796

Meryl Streek

Venn Records – 2022
par Gwen, le 1 décembre 2022
8

796, c’est le nombre exact de corps d’enfants découverts dans un charnier à l’arrière de l’orphelinat Bon Secours dans le comté irlandais de Galway, en 2016. Ce foyer soutenu par l’État, géré par l’Église et dirigé par des religieuses, était supposé prendre en charge de jeunes femmes enceintes, déjà isolées et humiliées par une société ultra bigote. Entre 1921 et 1965, leurs enfants leurs seront systématiquement retirés à la naissance pour, au mieux, être adoptés en toute illégalité par de riches familles américaines, au pire, mourir de malnutrition dans un silence accablant. Une fois cet épisode de l’Histoire irlandaise dévoilé dans ses détails les plus sordides, on saisit mieux ce qui donne l’envie à Meryl Streek de bastonner tout le monde à coups de tabouret de bar sur les morceaux "796" et "False Apologies". Sur tous les morceaux, en fait. 
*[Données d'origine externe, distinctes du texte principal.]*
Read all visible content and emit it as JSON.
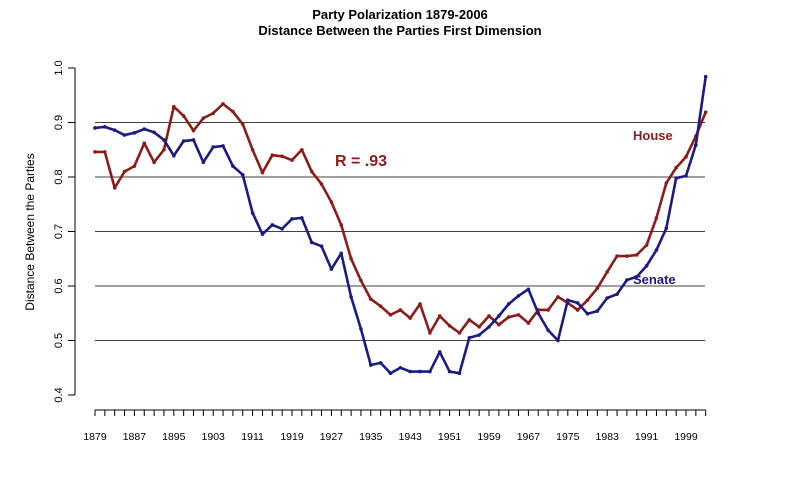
{
  "chart_data": {
    "type": "line",
    "title": "Party Polarization 1879-2006",
    "subtitle": "Distance Between the Parties First Dimension",
    "xlabel": "",
    "ylabel": "Distance Between the Parties",
    "ylim": [
      0.4,
      1.0
    ],
    "yticks": [
      "0.4",
      "0.5",
      "0.6",
      "0.7",
      "0.8",
      "0.9",
      "1.0"
    ],
    "xticks": [
      "1879",
      "1887",
      "1895",
      "1903",
      "1911",
      "1919",
      "1927",
      "1935",
      "1943",
      "1951",
      "1959",
      "1967",
      "1975",
      "1983",
      "1991",
      "1999"
    ],
    "grid": "horizontal",
    "annotation": "R = .93",
    "x": [
      1879,
      1881,
      1883,
      1885,
      1887,
      1889,
      1891,
      1893,
      1895,
      1897,
      1899,
      1901,
      1903,
      1905,
      1907,
      1909,
      1911,
      1913,
      1915,
      1917,
      1919,
      1921,
      1923,
      1925,
      1927,
      1929,
      1931,
      1933,
      1935,
      1937,
      1939,
      1941,
      1943,
      1945,
      1947,
      1949,
      1951,
      1953,
      1955,
      1957,
      1959,
      1961,
      1963,
      1965,
      1967,
      1969,
      1971,
      1973,
      1975,
      1977,
      1979,
      1981,
      1983,
      1985,
      1987,
      1989,
      1991,
      1993,
      1995,
      1997,
      1999,
      2001,
      2003
    ],
    "series": [
      {
        "name": "House",
        "color": "#8b1c1c",
        "values": [
          0.846,
          0.846,
          0.78,
          0.81,
          0.82,
          0.862,
          0.827,
          0.85,
          0.929,
          0.912,
          0.885,
          0.908,
          0.917,
          0.934,
          0.92,
          0.897,
          0.85,
          0.808,
          0.84,
          0.838,
          0.831,
          0.85,
          0.81,
          0.787,
          0.754,
          0.712,
          0.65,
          0.61,
          0.576,
          0.563,
          0.547,
          0.556,
          0.541,
          0.567,
          0.514,
          0.545,
          0.527,
          0.514,
          0.538,
          0.525,
          0.545,
          0.529,
          0.543,
          0.547,
          0.532,
          0.556,
          0.556,
          0.58,
          0.569,
          0.556,
          0.574,
          0.596,
          0.626,
          0.655,
          0.655,
          0.657,
          0.675,
          0.725,
          0.789,
          0.817,
          0.837,
          0.875,
          0.919
        ]
      },
      {
        "name": "Senate",
        "color": "#1c1c80",
        "values": [
          0.89,
          0.892,
          0.886,
          0.877,
          0.881,
          0.888,
          0.882,
          0.868,
          0.839,
          0.866,
          0.868,
          0.827,
          0.855,
          0.857,
          0.82,
          0.804,
          0.734,
          0.695,
          0.712,
          0.705,
          0.723,
          0.725,
          0.68,
          0.673,
          0.631,
          0.66,
          0.58,
          0.521,
          0.455,
          0.459,
          0.44,
          0.45,
          0.443,
          0.443,
          0.443,
          0.479,
          0.443,
          0.44,
          0.505,
          0.51,
          0.525,
          0.545,
          0.567,
          0.582,
          0.594,
          0.55,
          0.519,
          0.5,
          0.574,
          0.569,
          0.549,
          0.554,
          0.578,
          0.585,
          0.611,
          0.617,
          0.637,
          0.666,
          0.706,
          0.798,
          0.802,
          0.859,
          0.984
        ]
      }
    ]
  }
}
Car Meryl Streek est sans doute le mec le plus vénère de son île. Un tsunami rageur pour lequel aucun sujet n’est hors de portée et personne n’est à l’abri. Inspiré par un punk littéral à la Dead Kennedys, le dubliner écrit avec ses poings sans donner dans la métaphore ni le sous-entendu. Lorsque "Demon" examine les ravages de l’alcool, "No Justice" expose la violence des gangs. Lorsque "Dad" commémore les instants passés avec son père avant que celui-ci ne se donne la mort à l’âge de 39 ans, "Death To The Landlord" incite à pendre par les pieds les proprios sans scrupule (tout est dans le titre). Pas de licorne, pas de nuage rose, pas de lumière au bout du tunnel. Tout a un goût de merde. Cette expérience purgative semble pourtant nécessaire. À tout le moins, elle permet de maintenir sa pression sanguine à flots. 

Pour encadrer ses spoken words – ou plutôt, ses spitted words, un débit auquel les Sleaford Mods nous ont déjà habitués — Meryl Streek ne choisit pas vraiment son genre de prédilection. Se percutent en vrac des riffs nerveux, des boîtes à rythmes bien binaires, des envolées de cordes, des beats électro ou encore des extraits d’émissions d’infos. Tu ne sais jamais vraiment avec quelle lame tu vas être scalpé la seconde suivante. Même si ce collage sonore tend à s’épuiser sur la longueur, il a le mérite de conserver l’attention jusqu’au bout sur sa narration au cordeau.

Alors que l’Irlande nous fournit son lot de produits de qualité à peu près tous les mois (Sinead O’Brien, Just Mustard, The Murder Capital), voilà qu’un vilain petit canard vient chier dans la mare. Bien loin du romantisme pluvieux de Fontaines D.C. ou du terrorisme acoustique de Gilla Band, Meryl Streek est probablement la chose la plus féroce arrachée à un fossé dublinois.